# SDB PF Spout-Removable



## Dallah (Jan 31, 2015)

I've never been able to remove the spout from my portafilter, which I really would like to do just to ensure I have everything as clean as possible.

It's either on there extremely tight or its not removable. As I mangled a steam tip previously I'm not keen on exerting more force and destroying or scratching my portafilter.

Has anyone been able to remove theirs? Advice appreciated.


----------



## DoubleShot (Apr 23, 2014)

@garydyke1

Believe he did and replaced them with some other double open spout ones. Perhaps can shed some light on this for you?


----------



## espressotechno (Apr 11, 2011)

The spout has probably been factory fitted with threadseal.

So: PF body wrapped with rag, in big engineering vice.

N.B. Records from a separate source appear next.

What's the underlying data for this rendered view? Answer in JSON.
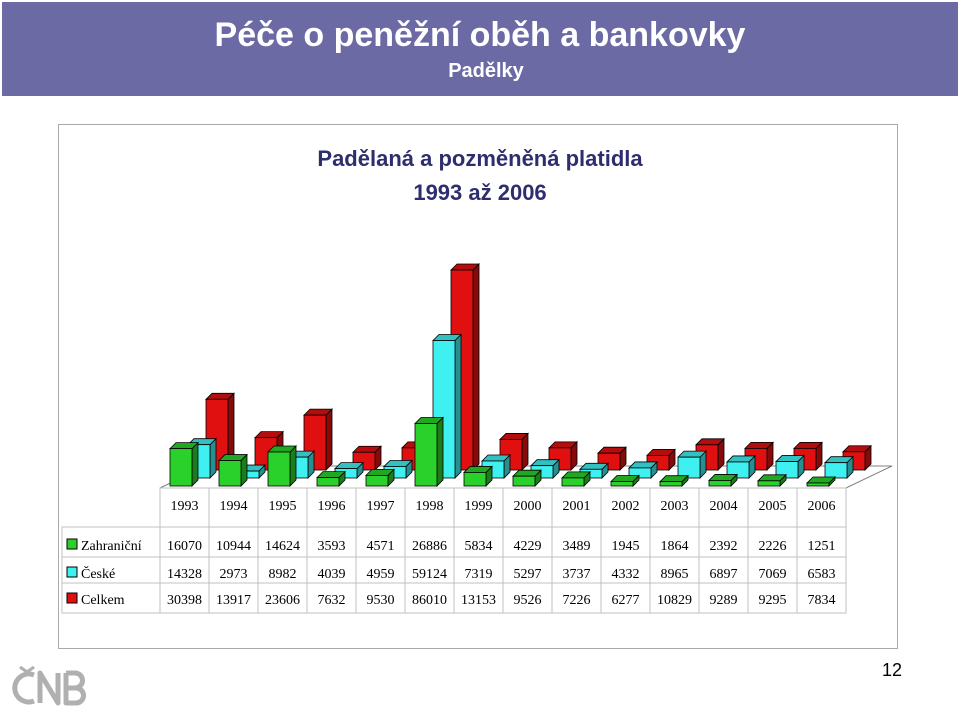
{
  "slide": {
    "title": "Péče o peněžní oběh a bankovky",
    "subtitle": "Padělky",
    "page_number": "12"
  },
  "colors": {
    "header": "#6b6aa5",
    "zahranicni": "#2bd12b",
    "ceske": "#3ff0f0",
    "celkem": "#e01010"
  },
  "chart_data": {
    "type": "bar",
    "title": "Padělaná a pozměněná platidla",
    "subtitle": "1993 až 2006",
    "categories": [
      "1993",
      "1994",
      "1995",
      "1996",
      "1997",
      "1998",
      "1999",
      "2000",
      "2001",
      "2002",
      "2003",
      "2004",
      "2005",
      "2006"
    ],
    "series": [
      {
        "name": "Zahraniční",
        "color": "#2bd12b",
        "values": [
          16070,
          10944,
          14624,
          3593,
          4571,
          26886,
          5834,
          4229,
          3489,
          1945,
          1864,
          2392,
          2226,
          1251
        ]
      },
      {
        "name": "České",
        "color": "#3ff0f0",
        "values": [
          14328,
          2973,
          8982,
          4039,
          4959,
          59124,
          7319,
          5297,
          3737,
          4332,
          8965,
          6897,
          7069,
          6583
        ]
      },
      {
        "name": "Celkem",
        "color": "#e01010",
        "values": [
          30398,
          13917,
          23606,
          7632,
          9530,
          86010,
          13153,
          9526,
          7226,
          6277,
          10829,
          9289,
          9295,
          7834
        ]
      }
    ],
    "legend": "data-table",
    "style": "3d-column"
  }
}
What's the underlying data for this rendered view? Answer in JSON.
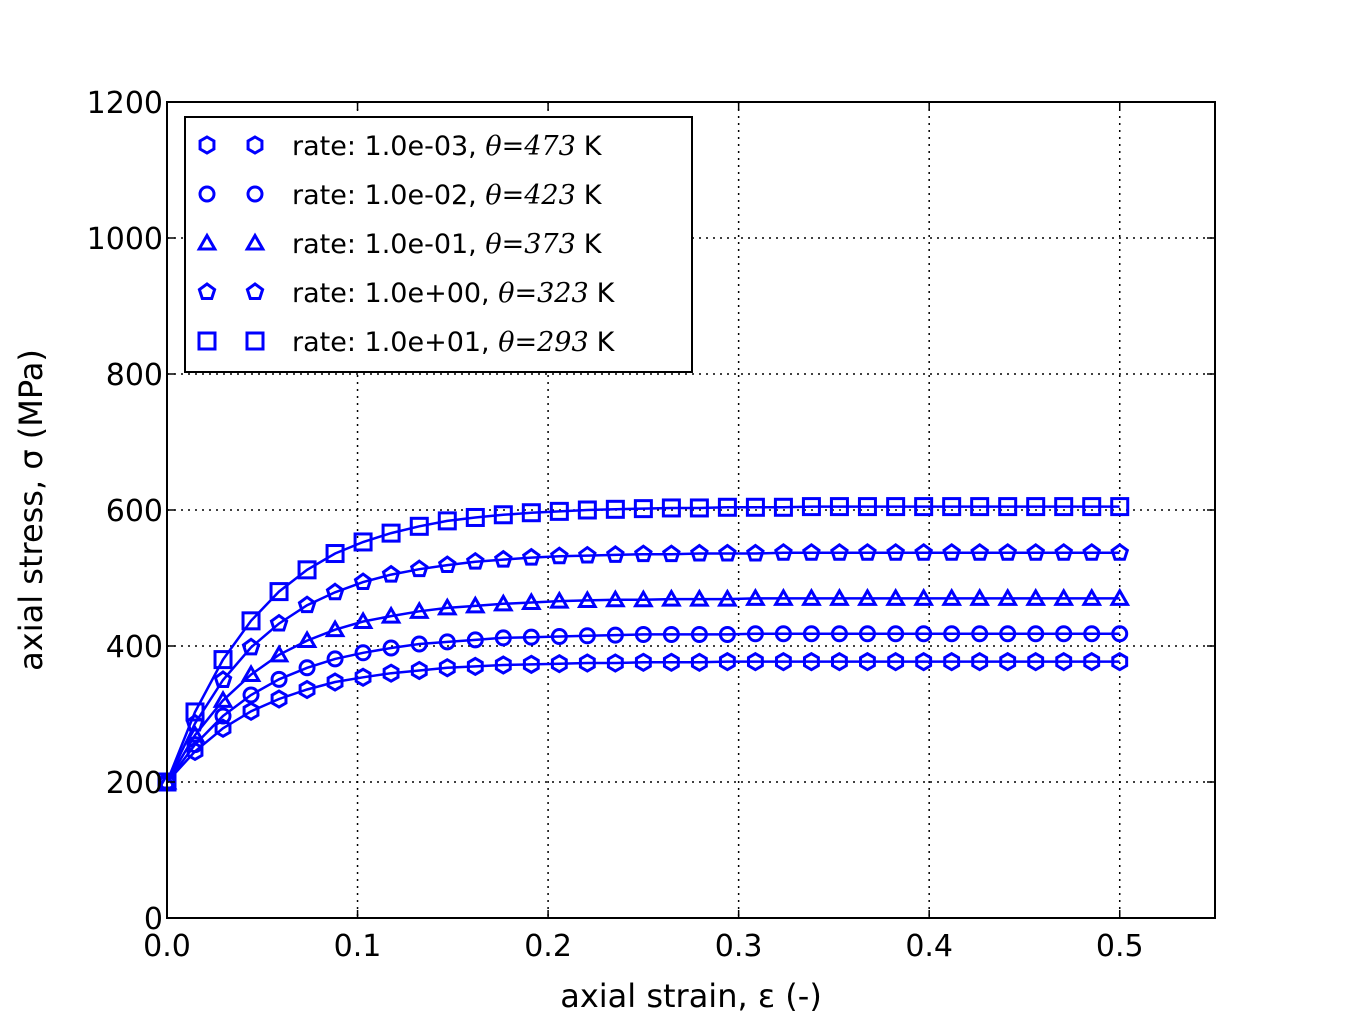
{
  "chart_data": {
    "type": "line",
    "xlabel": "axial strain, ε (-)",
    "ylabel": "axial stress, σ (MPa)",
    "xlim": [
      0,
      0.55
    ],
    "ylim": [
      0,
      1200
    ],
    "xticks": [
      0.0,
      0.1,
      0.2,
      0.3,
      0.4,
      0.5
    ],
    "xtick_labels": [
      "0.0",
      "0.1",
      "0.2",
      "0.3",
      "0.4",
      "0.5"
    ],
    "yticks": [
      0,
      200,
      400,
      600,
      800,
      1000,
      1200
    ],
    "ytick_labels": [
      "0",
      "200",
      "400",
      "600",
      "800",
      "1000",
      "1200"
    ],
    "grid": true,
    "legend_position": "top-left",
    "color": "#0000ff",
    "x": [
      0,
      0.0147,
      0.0294,
      0.0441,
      0.0588,
      0.0735,
      0.0882,
      0.1029,
      0.1176,
      0.1324,
      0.1471,
      0.1618,
      0.1765,
      0.1912,
      0.2059,
      0.2206,
      0.2353,
      0.25,
      0.2647,
      0.2794,
      0.2941,
      0.3088,
      0.3235,
      0.3382,
      0.3529,
      0.3676,
      0.3824,
      0.3971,
      0.4118,
      0.4265,
      0.4412,
      0.4559,
      0.4706,
      0.4853,
      0.5
    ],
    "series": [
      {
        "name": "rate: 1.0e-03, θ=473 K",
        "legend_prefix": "rate: 1.0e-03, ",
        "legend_math": "θ=473",
        "legend_unit": "K",
        "marker": "hexagon",
        "values": [
          200,
          245,
          279,
          304,
          322,
          336,
          347,
          354,
          360,
          364,
          368,
          370,
          372,
          373,
          374,
          375,
          375,
          376,
          376,
          376,
          377,
          377,
          377,
          377,
          377,
          377,
          377,
          377,
          377,
          377,
          377,
          377,
          377,
          377,
          377
        ]
      },
      {
        "name": "rate: 1.0e-02, θ=423 K",
        "legend_prefix": "rate: 1.0e-02, ",
        "legend_math": "θ=423",
        "legend_unit": "K",
        "marker": "circle",
        "values": [
          200,
          255,
          297,
          328,
          351,
          368,
          381,
          390,
          397,
          403,
          406,
          409,
          412,
          413,
          414,
          415,
          416,
          417,
          417,
          417,
          417,
          418,
          418,
          418,
          418,
          418,
          418,
          418,
          418,
          418,
          418,
          418,
          418,
          418,
          418
        ]
      },
      {
        "name": "rate: 1.0e-01, θ=373 K",
        "legend_prefix": "rate: 1.0e-01, ",
        "legend_math": "θ=373",
        "legend_unit": "K",
        "marker": "triangle",
        "values": [
          200,
          269,
          320,
          358,
          387,
          408,
          424,
          436,
          444,
          451,
          456,
          459,
          462,
          464,
          466,
          467,
          468,
          468,
          469,
          469,
          469,
          470,
          470,
          470,
          470,
          470,
          470,
          470,
          470,
          470,
          470,
          470,
          470,
          470,
          470
        ]
      },
      {
        "name": "rate: 1.0e+00, θ=323 K",
        "legend_prefix": "rate: 1.0e+00, ",
        "legend_math": "θ=323",
        "legend_unit": "K",
        "marker": "pentagon",
        "values": [
          200,
          286,
          350,
          398,
          433,
          460,
          479,
          494,
          505,
          513,
          519,
          524,
          527,
          530,
          532,
          533,
          534,
          535,
          535,
          536,
          536,
          536,
          537,
          537,
          537,
          537,
          537,
          537,
          537,
          537,
          537,
          537,
          537,
          537,
          537
        ]
      },
      {
        "name": "rate: 1.0e+01, θ=293 K",
        "legend_prefix": "rate: 1.0e+01, ",
        "legend_math": "θ=293",
        "legend_unit": "K",
        "marker": "square",
        "values": [
          200,
          303,
          380,
          437,
          480,
          512,
          536,
          553,
          566,
          576,
          584,
          589,
          593,
          596,
          598,
          600,
          601,
          602,
          603,
          603,
          604,
          604,
          604,
          605,
          605,
          605,
          605,
          605,
          605,
          605,
          605,
          605,
          605,
          605,
          605
        ]
      }
    ]
  }
}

Then use a very large (adjustable) spanner to loosen the spout.

When refitting use PTFE tape to give flexibility in aligning the spout.

*OR:* Just soak the complete PF in Pulycaff & use a pipecleaner or rat-tailed brush to winkle out any stale gunge fro the spout.....


----------



## garydyke1 (Mar 9, 2011)

I'd replied earlier but it didn't work for some reason .

Dip the spouts in boiling water. Wrap a screwdriver in kitchen roll, feed through spouts , use brute force . Should undo.

La Spaziale or Nuova Simonelli spouts will fit with a shim / spacer


----------